Monday, February 2, 2009

The Life-Changing Nothing

There is a neat website, Making Light, that repurposes or originates their own content, and I was led to it by another interesting website, The article that led me to Making Light is by a fellow named Peter Kleisler. I really hope his American Cargo Cult gets wider dissemination, because it takes an excellent look at the American Way of Not Thinking Too Much, and articulates it all really well, and in nice, short, punchy sentences that I can use for my own ends.

But that's not what I'm writing about today. Making Light also had a story about how a small thing can change your life. The story is about a guy (speaking to a high school audience), how he killed his best friend while driving drunk. And that when he got back to school, he was pretty much shunned by everyone. At a point where he was thinking of ending it all, one of his fellow students casually offered him a stick of gum. "The gum," he said, "saved my life."

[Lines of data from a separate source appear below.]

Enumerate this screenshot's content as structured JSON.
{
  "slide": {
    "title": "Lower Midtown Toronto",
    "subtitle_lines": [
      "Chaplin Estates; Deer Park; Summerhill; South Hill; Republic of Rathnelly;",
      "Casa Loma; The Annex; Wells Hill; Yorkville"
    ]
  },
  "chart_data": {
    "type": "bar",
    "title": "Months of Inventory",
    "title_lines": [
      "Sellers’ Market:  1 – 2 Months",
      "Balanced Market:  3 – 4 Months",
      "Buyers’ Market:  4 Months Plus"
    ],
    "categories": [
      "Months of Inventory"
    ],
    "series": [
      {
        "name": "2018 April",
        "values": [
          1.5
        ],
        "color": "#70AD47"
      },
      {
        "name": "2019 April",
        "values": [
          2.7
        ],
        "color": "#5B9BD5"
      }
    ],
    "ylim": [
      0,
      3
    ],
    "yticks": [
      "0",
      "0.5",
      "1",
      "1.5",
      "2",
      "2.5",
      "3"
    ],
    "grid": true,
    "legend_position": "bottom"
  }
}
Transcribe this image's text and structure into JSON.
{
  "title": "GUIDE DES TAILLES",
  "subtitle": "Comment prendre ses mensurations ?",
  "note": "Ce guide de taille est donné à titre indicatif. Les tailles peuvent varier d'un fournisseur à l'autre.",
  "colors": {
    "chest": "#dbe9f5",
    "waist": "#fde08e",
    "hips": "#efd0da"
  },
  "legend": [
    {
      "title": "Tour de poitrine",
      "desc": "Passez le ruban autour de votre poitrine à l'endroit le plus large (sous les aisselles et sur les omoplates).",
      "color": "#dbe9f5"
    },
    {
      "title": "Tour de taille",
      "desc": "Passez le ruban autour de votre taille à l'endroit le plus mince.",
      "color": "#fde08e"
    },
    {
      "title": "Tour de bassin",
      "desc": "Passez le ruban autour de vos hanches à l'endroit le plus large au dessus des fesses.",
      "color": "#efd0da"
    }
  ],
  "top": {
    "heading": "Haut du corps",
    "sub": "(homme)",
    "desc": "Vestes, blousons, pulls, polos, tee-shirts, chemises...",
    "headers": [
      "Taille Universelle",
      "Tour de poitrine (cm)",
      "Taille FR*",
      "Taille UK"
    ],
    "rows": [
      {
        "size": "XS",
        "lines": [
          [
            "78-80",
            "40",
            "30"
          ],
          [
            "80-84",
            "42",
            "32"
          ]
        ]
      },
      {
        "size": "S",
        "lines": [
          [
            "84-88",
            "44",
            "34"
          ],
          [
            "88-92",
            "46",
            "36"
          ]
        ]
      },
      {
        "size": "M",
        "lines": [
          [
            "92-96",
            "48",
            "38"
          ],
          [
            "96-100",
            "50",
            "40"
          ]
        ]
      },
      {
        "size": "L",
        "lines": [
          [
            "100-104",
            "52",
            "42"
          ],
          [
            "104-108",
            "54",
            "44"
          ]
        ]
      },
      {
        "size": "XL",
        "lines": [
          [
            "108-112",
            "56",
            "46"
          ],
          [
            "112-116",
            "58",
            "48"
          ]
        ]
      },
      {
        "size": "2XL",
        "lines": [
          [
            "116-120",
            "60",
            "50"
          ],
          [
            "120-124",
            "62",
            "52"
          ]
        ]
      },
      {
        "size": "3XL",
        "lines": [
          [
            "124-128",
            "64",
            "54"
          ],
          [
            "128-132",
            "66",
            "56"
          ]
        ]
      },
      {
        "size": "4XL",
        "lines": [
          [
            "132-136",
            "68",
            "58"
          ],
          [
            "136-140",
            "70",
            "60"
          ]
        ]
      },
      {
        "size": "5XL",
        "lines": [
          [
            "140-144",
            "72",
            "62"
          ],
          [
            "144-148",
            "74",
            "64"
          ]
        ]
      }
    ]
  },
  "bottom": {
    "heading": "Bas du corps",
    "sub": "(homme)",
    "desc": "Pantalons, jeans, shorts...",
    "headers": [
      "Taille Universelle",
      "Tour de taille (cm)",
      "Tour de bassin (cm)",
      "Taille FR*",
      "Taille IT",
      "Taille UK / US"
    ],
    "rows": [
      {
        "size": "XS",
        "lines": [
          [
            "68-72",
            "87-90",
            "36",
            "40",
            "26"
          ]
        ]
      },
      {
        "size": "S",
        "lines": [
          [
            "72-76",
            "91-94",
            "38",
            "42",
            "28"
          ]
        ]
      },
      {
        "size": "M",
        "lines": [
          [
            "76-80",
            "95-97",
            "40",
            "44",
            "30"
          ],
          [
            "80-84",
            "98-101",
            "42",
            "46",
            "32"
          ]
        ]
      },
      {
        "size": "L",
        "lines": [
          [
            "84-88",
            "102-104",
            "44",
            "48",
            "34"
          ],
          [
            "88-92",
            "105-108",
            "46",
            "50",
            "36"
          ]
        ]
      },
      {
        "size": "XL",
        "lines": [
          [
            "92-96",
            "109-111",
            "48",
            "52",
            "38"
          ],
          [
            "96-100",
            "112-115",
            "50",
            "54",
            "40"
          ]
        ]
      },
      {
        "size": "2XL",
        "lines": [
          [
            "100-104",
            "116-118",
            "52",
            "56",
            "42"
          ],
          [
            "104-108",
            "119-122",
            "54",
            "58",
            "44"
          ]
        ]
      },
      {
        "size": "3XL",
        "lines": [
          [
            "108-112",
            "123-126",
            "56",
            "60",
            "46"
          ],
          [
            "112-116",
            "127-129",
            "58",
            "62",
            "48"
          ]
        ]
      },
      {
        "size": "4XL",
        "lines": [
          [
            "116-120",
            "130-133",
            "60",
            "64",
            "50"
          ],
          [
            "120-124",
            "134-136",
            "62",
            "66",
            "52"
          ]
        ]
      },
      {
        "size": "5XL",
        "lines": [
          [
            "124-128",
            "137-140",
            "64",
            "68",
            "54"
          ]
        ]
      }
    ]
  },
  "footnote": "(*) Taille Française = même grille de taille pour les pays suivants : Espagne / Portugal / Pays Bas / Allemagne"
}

So Making Light suggested a topic: how did something small change your life? For me, it was a movie. I was living with two guys, paying a tiny rent to stay in a small bedroom while I worked my way from $4.10/hour all the way up to $4.35/hour as a gas station attendant.  I was twenty-five years old, no prospects, not much education (on paper), and neither ambition nor any sort of belief in myself. I wasn't suicidal so much as terrified. I wouldn't have had the courage to pull the trigger, any more than I had the courage to go out and do something with myself.

The Cotati Cinema ran two screens and charged a $1. Which, even in the mid-eighties, was a bargain. On my two days off (in the middle of the week), I went to see Runaway Train, with John Voight and Eric Roberts as escaped convicts (in Alaska) who get themselves locked in the back end of a four-engine stack, whose conductor has a heart attack after opening the throttle up. The engines basically go off on their own, and the two convicts are stuck trying to figure out what to do, and how to get off without being recaptured. Rebecca deMornay does a decidedly non-sexy turn as Sara, the Hostler Helper, and she's the only one on the train with any knowledge of how they work. The movie is preachy in many ways, but I hadn't heard any of these sermons before.

Manny (John Voight): Whatever doesn't kill me makes me stronger.


Sara: Hold me. I don't want to die alone. 
Manny: We all die alone. 

I don't know why, but a lot of this stuff that Manny spouted during the movie really inspired me to re-think my own capabilities. To look at myself, not from my father's perspective, but from no perspective in particular. To come out from under the layer of filters I was living in.